Signing the score card is fundamental to the game and failing to carry out this responsibility, results in disqualification (Rule 6-6b). A signature is the stamp of approval and attests to the score achieved by the player. Both the marker and the player must sign the score card to confirm that this is the actual score for the player, which in turn protects the interests of the whole field.

This was the third time in the past 18 months that Barber had found himself disqualified from an event on Tour. Days after advancing past the first round of the PGA Tour qualifying school in 2012, Barber realised after the fact that he had failed to include a penalty for touching a loose impediment in a hazard. Then last August, he was disqualified from an event, this time for signing in error for a score lower at hole than he actually achieved.

BOUNDARY BLOOPER

Nathan Smith was disqualified from the Arnold Palmer Bay Hill Invitational for playing a ball from out of bounds. Smith found his ball in an area to the side of the 5th hole and failed to notice that the area was deemed to be out of bounds.

A ball lying out of bounds is no longer in play and thus is a wrong ball.

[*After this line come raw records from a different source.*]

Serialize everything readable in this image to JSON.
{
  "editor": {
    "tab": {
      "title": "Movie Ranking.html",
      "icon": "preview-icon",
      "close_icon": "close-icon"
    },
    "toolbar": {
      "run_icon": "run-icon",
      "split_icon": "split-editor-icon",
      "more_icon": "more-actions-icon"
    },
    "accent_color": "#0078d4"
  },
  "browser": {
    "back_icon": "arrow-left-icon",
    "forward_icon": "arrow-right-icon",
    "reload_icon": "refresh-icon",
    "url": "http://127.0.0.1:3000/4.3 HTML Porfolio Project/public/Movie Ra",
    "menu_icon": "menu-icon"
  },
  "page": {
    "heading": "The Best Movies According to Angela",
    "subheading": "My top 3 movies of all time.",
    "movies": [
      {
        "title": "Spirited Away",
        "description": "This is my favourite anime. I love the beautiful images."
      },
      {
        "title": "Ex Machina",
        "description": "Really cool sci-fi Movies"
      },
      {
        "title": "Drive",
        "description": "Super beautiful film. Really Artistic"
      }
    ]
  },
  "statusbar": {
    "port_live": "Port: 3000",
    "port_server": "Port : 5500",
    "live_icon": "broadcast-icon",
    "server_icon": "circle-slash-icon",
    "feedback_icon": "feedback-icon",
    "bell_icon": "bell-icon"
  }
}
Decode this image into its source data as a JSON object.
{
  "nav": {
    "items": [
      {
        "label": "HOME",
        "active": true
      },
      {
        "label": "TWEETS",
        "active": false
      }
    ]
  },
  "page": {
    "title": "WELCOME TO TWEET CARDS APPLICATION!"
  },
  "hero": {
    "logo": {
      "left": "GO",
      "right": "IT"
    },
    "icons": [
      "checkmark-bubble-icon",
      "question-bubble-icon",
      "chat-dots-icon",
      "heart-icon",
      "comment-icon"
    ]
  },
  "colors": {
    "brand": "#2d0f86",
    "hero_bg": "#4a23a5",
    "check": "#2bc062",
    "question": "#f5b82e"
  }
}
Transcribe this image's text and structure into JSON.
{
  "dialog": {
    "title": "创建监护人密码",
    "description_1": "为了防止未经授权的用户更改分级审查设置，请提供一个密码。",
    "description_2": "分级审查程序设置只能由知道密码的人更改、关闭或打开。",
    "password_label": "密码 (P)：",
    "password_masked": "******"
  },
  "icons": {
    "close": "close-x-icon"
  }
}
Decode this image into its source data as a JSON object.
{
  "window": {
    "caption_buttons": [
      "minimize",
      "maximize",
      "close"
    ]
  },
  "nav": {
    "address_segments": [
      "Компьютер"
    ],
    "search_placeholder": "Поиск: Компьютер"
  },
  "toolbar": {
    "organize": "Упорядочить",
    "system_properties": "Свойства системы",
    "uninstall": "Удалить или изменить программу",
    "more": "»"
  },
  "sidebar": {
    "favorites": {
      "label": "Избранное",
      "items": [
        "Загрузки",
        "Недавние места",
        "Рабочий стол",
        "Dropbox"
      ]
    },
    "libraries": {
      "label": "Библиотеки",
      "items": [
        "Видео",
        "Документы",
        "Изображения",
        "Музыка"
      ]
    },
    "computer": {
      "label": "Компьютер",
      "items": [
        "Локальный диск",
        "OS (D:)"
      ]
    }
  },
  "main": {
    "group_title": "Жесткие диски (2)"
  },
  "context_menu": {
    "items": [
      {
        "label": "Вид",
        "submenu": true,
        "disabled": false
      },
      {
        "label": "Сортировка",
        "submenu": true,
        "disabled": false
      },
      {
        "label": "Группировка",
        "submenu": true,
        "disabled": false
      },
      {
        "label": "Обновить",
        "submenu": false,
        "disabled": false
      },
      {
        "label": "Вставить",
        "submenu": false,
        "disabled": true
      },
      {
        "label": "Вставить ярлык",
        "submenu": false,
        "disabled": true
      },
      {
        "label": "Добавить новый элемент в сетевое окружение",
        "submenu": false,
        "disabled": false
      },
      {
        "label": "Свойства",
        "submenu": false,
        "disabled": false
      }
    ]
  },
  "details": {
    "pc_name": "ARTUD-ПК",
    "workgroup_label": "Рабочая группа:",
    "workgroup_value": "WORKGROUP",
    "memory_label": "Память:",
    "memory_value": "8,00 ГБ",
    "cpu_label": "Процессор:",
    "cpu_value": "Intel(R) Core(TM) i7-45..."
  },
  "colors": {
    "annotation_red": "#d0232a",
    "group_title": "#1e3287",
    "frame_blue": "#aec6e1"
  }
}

Accordingly, the player incurs a two-stroke penalty for playing the wrong ball and must correct the error by proceeding under Rule 27-1, incurring the stroke and distance penalty.

As Smith did not correct his error before he teed off at the 6th hole, he was disqualified (Rule 15-3b).

DIVOT DILEMA

Playing the final hole of his final round, at the Trophee Hassan II in Agadir, Morocco in March, Alejandro Canizares of Spain, had a seven-stroke lead. His second shot to the 18th hole finished up in a very unlucky lie, when it rolled back down a steep greenside bank and settled immediately behind an attached divot.

Unfortunately, in this case the divot had not been pressed down or repaired properly, almost covering his entire ball, leaving Canizares with a difficult chip back up the bank to the green.

Canizares requested a ruling but was not permitted to remove the divot by the referee. A player must not improve or allow to be improved the position or lie of his ball, the area of his intended stance or swing, or his line of play by moving, bending breaking anything growing or fixed (Rule 13-2).

A divot which is completely detached and has not been replaced with the roots downwards in its hole is classed as a loose impediment and through the green may be removed. However, a divot which is not completely detached is not a loose impediment. It is something fixed and therefore its removal or replacement would be a breach of Rule 13-2 as the lie and area of intended swing would be improved.

The Etiquette Section of the Rules of Golf encourages golfers to carefully repair any divot holes out of courtesy to fellow-competitors and to help avoid such situations. Canizaries, despite the tough shot he faced, went on to win the tournament.